Multipolarismo e rapporti Italia-Brasile
di Gavina Masala
Gli ultimi due anni verranno ricordati come gli anni della crisi che, da finanziaria, è diventata economica, sociale e culturale. Il 2010 ha confermato l’importanza, all’interno dello scacchiere internazionale, di Paesi che fino ad epoca recente erano considerati emergenti (quali i BRICS, ma anche Turchia, Corea del Sud, etc.).
Tutto ciò sancisce la creazione di un nuovo sistema internazionale post-bipolare, caratterizzato da una minore polarizzazione del potere economico e politico. L’attuale sistema multipolare non è monopolizzato da uno o due Paesi, ma il vero potere è costituito dalle relazioni che legano un insieme di Paesi. Un esempio evidente è costituito dai deficit gemelli di Stati Uniti e Cina (i primi nel debito, i secondi nel credito), e dalla crescita di Paesi come il Brasile di Lula, che da pochi giorni ha ceduto il testimone a Dilma Rousseff.
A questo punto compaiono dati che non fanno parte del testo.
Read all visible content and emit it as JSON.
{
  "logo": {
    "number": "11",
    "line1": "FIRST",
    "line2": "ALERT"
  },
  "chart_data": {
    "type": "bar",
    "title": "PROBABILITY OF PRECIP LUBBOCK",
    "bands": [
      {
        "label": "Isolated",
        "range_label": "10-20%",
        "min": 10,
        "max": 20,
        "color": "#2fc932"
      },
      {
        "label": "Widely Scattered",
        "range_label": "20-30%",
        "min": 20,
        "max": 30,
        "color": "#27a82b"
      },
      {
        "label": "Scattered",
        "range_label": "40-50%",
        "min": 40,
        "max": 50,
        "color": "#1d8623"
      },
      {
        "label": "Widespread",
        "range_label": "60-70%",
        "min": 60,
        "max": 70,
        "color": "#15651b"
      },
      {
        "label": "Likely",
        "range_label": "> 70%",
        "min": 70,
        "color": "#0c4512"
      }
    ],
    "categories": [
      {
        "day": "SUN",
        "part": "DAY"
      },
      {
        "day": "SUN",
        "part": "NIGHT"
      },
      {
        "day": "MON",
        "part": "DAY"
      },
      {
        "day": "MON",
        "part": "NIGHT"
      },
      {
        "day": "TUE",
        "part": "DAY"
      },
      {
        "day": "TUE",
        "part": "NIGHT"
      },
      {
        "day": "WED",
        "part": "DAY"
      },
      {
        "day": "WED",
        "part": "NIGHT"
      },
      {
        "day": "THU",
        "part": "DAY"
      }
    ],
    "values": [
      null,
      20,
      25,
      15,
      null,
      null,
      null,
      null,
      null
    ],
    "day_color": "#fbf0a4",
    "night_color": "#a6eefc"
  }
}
E’ innegabile che con Lula il Brasile abbia trovato un assetto politico e sociale che gli ha consentito di sfruttare al meglio le proprie risorse e potenzialità. Il Brasile, infatti, è stato capace di instaurare un circolo virtuoso che lo consacra al nono posto nel ranking delle economie mondiali, coniugando dinamismo imprenditoriale senza trascurare di affrontare il problema della povertà.
Se da un lato vi è un Paese che dal 2003 ad oggi si è dimostrato eccezionalmente e costantemente virtuoso, nel vecchio continente giace l’immagine di un’Italia consacrata alla storia da brutte figure internazionali e nazionali, per non farsi mancare nulla! L’oltraggiato Paese, inoltre, vanta un Ministro degli Esteri abbastanza tiepido e non troppo capace di dichiarazioni coraggiose. Forse anche per questo le ripetute richieste da parte del nostro governo affinché il Brasile faccia ritornare in patria il pluriomicida Battisti, sono rimaste lettera morta. Peggio, si sono accampate delle scuse prive di ogni fondamento, nonostante i due Paesi siano legati da fitte relazioni commerciali.
Neppure gli interessi economici hanno fatto recedere il Brasile dall’idea di proteggere Battisti, né alcun esponente politico italiano ha pensato di prendere l’aereo al fine di andare a chiarire di persona cosa stia succedendo al di là dell’oceano, e perché non si riconosca all’Italia la dignità di Stato democratico di diritto. Perché è di questo che stiamo parlando.
Battisti, infatti, è stato considerato rifugiato politico, mentre secondo il diritto internazionale può definirsi tale chi, essendo stato condannato per crimini politici, ha ragionevole motivo di temere di essere perseguitato dallo Stato in cui è stato condannato; questo può essere il caso di coloro che fuggivano dall’Iraq di Saddam o coloro che fuggono da regimi oppressivi come quelli di Bashir in Sudan o Mugabe in Zimbabwe, ma certamente non è il caso dell’Italia.
Il Brasile ha a ciò ha eccepito che proteggerà il criminale perché in Italia verrebbe perseguitato, tramite l’ergastolo, che invece la costituzione del Brasile non prevede. Tuttavia il fatto che la legislazione del Brasile non preveda l’ergastolo è totalmente secondario, dato che ad esso non si applica la definizione di persecuzione (come per la pena di morte e la tortura). Ciò che trovo più scandaloso è il fatto che si parli di motivazioni umanitarie nei confronti di un pluriomicida che ride senza avere scontato un minuto di carcere; tanto più che in Italia, secondo statistiche, il numero di persone che scontano più di trenta anni di reclusione è appena di trentasette. Praticamente una goccia nell’oceano.
E’ quindi evidente che dietro tanto zelo nel proteggere un omicida vi siano reconditi interessi. E’ altrettanto evidente che l’Italia si dimostra deficitaria in politica estera, perché incapace di definire il proprio interesse nazionale e di seguire una precisa linea di azione.
Gli interessi economici di alcuni non bastano a fare di un Paese un grande Paese; per esserlo bisogna essere capaci di dire la propria all’interno dell’arena politica internazionale, dando motivazioni e spunti credibili, ma per farlo bisogna rimboccarsi le maniche e documentarsi!